1) ESLint is a really nice package, but has a sickening number of dependencies. I don't update ESLint very often and because I use it enough I just use it anyways. I always install it globally instead of including it in my projects because of its dependency bloat.

2) At work the team might make a horrible decision and force usage of AngularJS, or something equally stupid. If they want to waste my time with that stupidity then so be it. I get paid to sit there all the same.
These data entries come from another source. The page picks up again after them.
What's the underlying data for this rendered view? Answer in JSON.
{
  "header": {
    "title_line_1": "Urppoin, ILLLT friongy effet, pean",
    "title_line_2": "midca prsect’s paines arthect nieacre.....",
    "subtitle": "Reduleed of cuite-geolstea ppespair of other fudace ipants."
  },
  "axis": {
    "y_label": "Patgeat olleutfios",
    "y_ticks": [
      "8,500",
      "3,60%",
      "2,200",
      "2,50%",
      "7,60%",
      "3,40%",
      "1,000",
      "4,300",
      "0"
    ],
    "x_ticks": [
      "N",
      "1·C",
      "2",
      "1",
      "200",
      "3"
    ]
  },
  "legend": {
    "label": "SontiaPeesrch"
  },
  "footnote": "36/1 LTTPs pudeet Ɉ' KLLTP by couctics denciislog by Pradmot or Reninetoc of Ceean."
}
My various trips to Afghanistan have largely shaped how I program. Back in that day I thought jQuery at about 65k was horribly excessive, and now you could require 300mb of packages to write a page of HTML. I won't do it even though I have gigabit internet at the house.

detaro 6 years ago

If possible, I work on a remote machine with a faster connection, if that results in less traffic and is comfortable.

  • chakerbOP 6 years ago

    Yeah, this is quite interesting indeed. However, currently I require a powerful machine in my day to day work. I considered renting a Hetzner machine as they are reasonably priced specs compared to AWS.

    • detaro 6 years ago

      In my case right now it's my workstation back at the office, but yes, renting also is an option. Something expensive cloud-based could still make sense over a rented dedicated box if you always shut it down when not in use, but you need to run the math on that.

zhte415 6 years ago

Change work-flow?

Figure out what you need in dependencies and set up a job to run overnight when you're asleep and/or at lunchtime or dinner time when you'd be eating/cooking, or any other idle time like a bit of exercise?

m_a_g 6 years ago

I think Desktop as a Service (DaaS) providers can solve your problem.